Antwoord :Verbaal, non-verbaal en schriftelijk
2. Wat is het verschil tussen actief en passief luisteren?
Antwoord :Bij actief luisteren gaat het om interactie met de spreker en het geven van feedback, terwijl bij passief luisteren eenvoudigweg de woorden worden gehoord zonder er goed op te letten.
3. Wat zijn enkele tips voor effectieve communicatie?
Antwoord :Luister altijd voordat u reageert, houd oogcontact en heb een open geest en respectvolle houding.
4. Wat zijn enkele voorbeelden van non-verbale communicatie?
Antwoord :Gezichtsuitdrukkingen, gebaren en houding.
5. Wat zijn de voordelen van effectieve communicatie?
Antwoord :Het verbetert relaties, schept vertrouwen en vermindert misverstanden.
Hoofdstuk 2:Cultuur en zorgzaamheid
1. Wat is culturele competentie?
Antwoord :Culturele competentie is het vermogen om mensen uit verschillende culturen te begrijpen en te respecteren, en om zorg te verlenen op een manier die respectvol is voor hun culturele overtuigingen en waarden.
2. Wat zijn enkele manieren om culturele competentie aan te tonen?
Antwoord :Leren over verschillende culturen, openstaan voor nieuwe ervaringen en de culturele overtuigingen en praktijken van mensen respecteren, zelfs als deze verschillen van de jouwe.

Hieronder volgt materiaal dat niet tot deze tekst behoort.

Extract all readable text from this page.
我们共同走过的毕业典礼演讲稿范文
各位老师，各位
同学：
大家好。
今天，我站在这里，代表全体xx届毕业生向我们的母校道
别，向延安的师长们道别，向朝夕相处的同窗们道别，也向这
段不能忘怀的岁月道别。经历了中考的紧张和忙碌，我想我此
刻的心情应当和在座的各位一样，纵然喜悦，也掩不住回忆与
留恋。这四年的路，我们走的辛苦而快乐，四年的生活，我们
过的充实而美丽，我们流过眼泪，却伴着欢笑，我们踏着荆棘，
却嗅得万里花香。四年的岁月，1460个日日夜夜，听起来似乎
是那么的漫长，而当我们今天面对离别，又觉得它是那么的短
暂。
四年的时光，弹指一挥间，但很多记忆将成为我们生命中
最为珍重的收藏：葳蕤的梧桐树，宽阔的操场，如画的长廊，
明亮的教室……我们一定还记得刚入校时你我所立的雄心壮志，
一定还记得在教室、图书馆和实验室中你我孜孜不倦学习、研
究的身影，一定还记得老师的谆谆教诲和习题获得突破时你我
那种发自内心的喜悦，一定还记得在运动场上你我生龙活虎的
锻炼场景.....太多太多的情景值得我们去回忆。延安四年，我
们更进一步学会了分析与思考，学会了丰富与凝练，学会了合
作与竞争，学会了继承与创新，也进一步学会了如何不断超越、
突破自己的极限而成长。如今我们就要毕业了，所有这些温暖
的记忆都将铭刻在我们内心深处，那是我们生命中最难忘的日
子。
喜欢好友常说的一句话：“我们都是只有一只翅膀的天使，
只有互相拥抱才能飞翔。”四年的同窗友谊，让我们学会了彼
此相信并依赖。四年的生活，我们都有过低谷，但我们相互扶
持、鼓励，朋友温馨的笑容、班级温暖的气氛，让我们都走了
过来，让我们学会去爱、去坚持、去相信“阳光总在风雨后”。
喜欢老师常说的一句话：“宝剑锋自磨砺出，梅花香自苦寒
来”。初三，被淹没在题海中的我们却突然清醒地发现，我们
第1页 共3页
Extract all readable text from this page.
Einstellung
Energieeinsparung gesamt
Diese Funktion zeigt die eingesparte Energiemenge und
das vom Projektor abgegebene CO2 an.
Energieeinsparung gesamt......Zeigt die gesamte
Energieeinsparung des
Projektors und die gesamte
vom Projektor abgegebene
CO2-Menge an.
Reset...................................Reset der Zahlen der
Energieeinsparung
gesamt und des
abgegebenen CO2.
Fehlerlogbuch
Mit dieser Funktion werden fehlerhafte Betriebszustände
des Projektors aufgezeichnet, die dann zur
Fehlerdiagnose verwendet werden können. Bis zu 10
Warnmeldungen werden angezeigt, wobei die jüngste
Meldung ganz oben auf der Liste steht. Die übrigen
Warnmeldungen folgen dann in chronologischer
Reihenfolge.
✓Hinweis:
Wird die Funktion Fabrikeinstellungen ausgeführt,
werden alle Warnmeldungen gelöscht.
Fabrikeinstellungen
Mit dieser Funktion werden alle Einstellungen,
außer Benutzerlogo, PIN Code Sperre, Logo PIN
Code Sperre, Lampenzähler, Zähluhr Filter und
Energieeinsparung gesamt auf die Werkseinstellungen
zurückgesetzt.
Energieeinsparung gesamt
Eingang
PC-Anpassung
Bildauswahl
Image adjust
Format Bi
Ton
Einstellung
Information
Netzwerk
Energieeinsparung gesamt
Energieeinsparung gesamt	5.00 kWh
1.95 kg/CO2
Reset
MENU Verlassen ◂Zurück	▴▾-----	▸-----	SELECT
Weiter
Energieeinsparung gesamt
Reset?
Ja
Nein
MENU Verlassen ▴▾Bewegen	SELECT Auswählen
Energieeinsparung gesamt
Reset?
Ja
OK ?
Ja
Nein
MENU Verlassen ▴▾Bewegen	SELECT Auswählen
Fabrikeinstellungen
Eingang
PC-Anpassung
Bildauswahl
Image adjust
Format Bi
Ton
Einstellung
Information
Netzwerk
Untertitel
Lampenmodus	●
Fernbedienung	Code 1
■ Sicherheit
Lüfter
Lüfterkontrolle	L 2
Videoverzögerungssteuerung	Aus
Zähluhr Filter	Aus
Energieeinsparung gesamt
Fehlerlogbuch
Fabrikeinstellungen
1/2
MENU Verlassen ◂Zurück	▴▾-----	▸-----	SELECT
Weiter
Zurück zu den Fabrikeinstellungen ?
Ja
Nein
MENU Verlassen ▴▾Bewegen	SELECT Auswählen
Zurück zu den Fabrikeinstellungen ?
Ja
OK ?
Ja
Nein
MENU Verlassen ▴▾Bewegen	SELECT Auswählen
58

3. Wat zijn enkele uitdagingen bij de zorg voor mensen uit verschillende culturen?
Antwoord :Taalbarrières, verschillen in waarden en overtuigingen, en communicatieproblemen kunnen uitdagingen zijn bij het verlenen van zorg aan personen met verschillende culturele achtergronden.

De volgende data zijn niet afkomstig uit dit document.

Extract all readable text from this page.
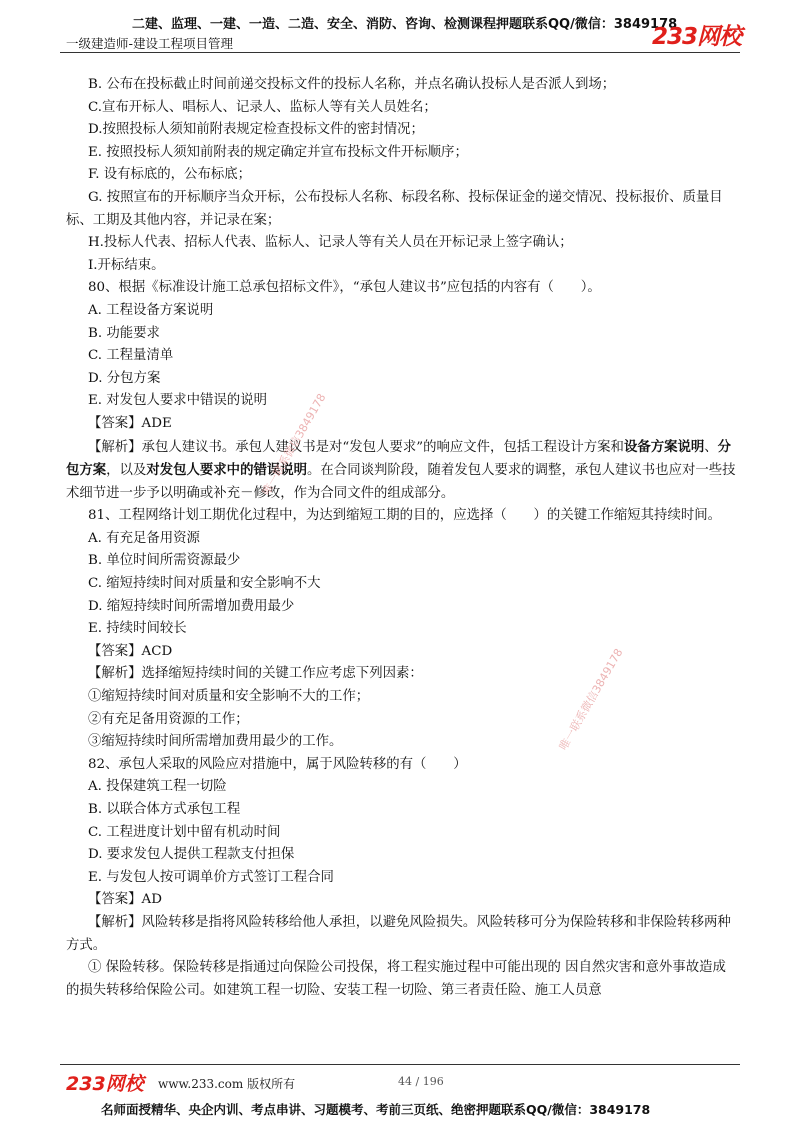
二建、监理、一建、一造、二造、安全、消防、咨询、检测课程押题联系QQ/微信：3849178
一级建造师-建设工程项目管理	233网校

B. 公布在投标截止时间前递交投标文件的投标人名称，并点名确认投标人是否派人到场；

C.宣布开标人、唱标人、记录人、监标人等有关人员姓名；

D.按照投标人须知前附表规定检查投标文件的密封情况；

E. 按照投标人须知前附表的规定确定并宣布投标文件开标顺序；

F. 设有标底的，公布标底；

G. 按照宣布的开标顺序当众开标，公布投标人名称、标段名称、投标保证金的递交情况、投标报价、质量目标、工期及其他内容，并记录在案；

H.投标人代表、招标人代表、监标人、记录人等有关人员在开标记录上签字确认；

I.开标结束。

80、根据《标准设计施工总承包招标文件》，“承包人建议书”应包括的内容有（　　）。

A. 工程设备方案说明

B. 功能要求

C. 工程量清单

D. 分包方案

E. 对发包人要求中错误的说明

【答案】ADE

【解析】承包人建议书。承包人建议书是对“发包人要求”的响应文件，包括工程设计方案和设备方案说明、分包方案，以及对发包人要求中的错误说明。在合同谈判阶段，随着发包人要求的调整，承包人建议书也应对一些技术细节进一步予以明确或补充－修改，作为合同文件的组成部分。

81、工程网络计划工期优化过程中，为达到缩短工期的目的，应选择（　　）的关键工作缩短其持续时间。

A. 有充足备用资源

B. 单位时间所需资源最少

C. 缩短持续时间对质量和安全影响不大

D. 缩短持续时间所需增加费用最少

E. 持续时间较长

【答案】ACD

【解析】选择缩短持续时间的关键工作应考虑下列因素：

①缩短持续时间对质量和安全影响不大的工作；

②有充足备用资源的工作；

③缩短持续时间所需增加费用最少的工作。

82、承包人采取的风险应对措施中，属于风险转移的有（　　）

A. 投保建筑工程一切险

B. 以联合体方式承包工程

C. 工程进度计划中留有机动时间

D. 要求发包人提供工程款支付担保

E. 与发包人按可调单价方式签订工程合同

【答案】AD

【解析】风险转移是指将风险转移给他人承担，以避免风险损失。风险转移可分为保险转移和非保险转移两种方式。

① 保险转移。保险转移是指通过向保险公司投保，将工程实施过程中可能出现的 因自然灾害和意外事故造成的损失转移给保险公司。如建筑工程一切险、安装工程一切险、第三者责任险、施工人员意

唯一联系微信3849178
唯一联系微信3849178
233网校 www.233.com 版权所有	44 / 196
名师面授精华、央企内训、考点串讲、习题模考、考前三页纸、绝密押题联系QQ/微信：3849178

Module 2:Persoonlijke verzorging
Hoofdstuk 3:Vaardigheden voor persoonlijke verzorging
1. Wat zijn de verschillende soorten persoonlijke verzorgingsvaardigheden?
Antwoord :Persoonlijke verzorgingsvaardigheden omvatten baden, aankleden, verzorgen en toiletbezoek.

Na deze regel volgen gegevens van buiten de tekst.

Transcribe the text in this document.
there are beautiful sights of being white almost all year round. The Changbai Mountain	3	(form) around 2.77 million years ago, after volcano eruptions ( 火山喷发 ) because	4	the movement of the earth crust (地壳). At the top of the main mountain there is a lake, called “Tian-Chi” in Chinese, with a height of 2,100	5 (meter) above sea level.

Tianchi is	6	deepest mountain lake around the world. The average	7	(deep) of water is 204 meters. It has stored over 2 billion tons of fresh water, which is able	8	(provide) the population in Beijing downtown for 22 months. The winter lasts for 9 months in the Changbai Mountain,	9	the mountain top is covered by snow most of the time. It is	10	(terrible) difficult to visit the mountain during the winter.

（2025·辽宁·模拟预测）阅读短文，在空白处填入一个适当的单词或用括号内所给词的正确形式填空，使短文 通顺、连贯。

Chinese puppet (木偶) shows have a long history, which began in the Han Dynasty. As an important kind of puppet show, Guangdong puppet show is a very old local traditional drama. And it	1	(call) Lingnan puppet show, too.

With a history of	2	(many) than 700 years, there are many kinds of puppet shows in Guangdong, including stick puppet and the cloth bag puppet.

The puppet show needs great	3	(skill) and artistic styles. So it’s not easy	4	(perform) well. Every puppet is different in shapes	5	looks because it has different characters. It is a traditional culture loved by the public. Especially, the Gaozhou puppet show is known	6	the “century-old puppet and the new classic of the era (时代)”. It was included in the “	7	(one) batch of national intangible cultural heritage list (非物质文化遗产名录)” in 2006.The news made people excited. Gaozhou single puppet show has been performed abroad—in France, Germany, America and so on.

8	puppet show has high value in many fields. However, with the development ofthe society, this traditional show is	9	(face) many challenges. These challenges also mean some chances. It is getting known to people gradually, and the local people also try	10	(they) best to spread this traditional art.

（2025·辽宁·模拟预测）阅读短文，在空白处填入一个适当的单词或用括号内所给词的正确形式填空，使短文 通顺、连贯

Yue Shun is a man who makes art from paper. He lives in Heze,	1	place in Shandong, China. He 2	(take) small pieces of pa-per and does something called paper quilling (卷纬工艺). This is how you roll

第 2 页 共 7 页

2. Wat zijn de stappen die betrokken zijn bij het verlenen van persoonlijke zorg?
Antwoord :Het bieden van persoonlijke zorg omvat het beoordelen van de behoeften van de persoon, het handhaven van zijn privacy en waardigheid, en het volgen van de juiste procedures voor infectiebeheersing.
3. Wat zijn enkele uitdagingen bij het bieden van persoonlijke zorg?
Antwoord :Het verlenen van persoonlijke zorg kan fysiek veeleisend zijn, en verpleegkundigen moeten in staat zijn de behoefte aan privacy en onafhankelijkheid van de persoon in evenwicht te brengen met zijn veiligheid.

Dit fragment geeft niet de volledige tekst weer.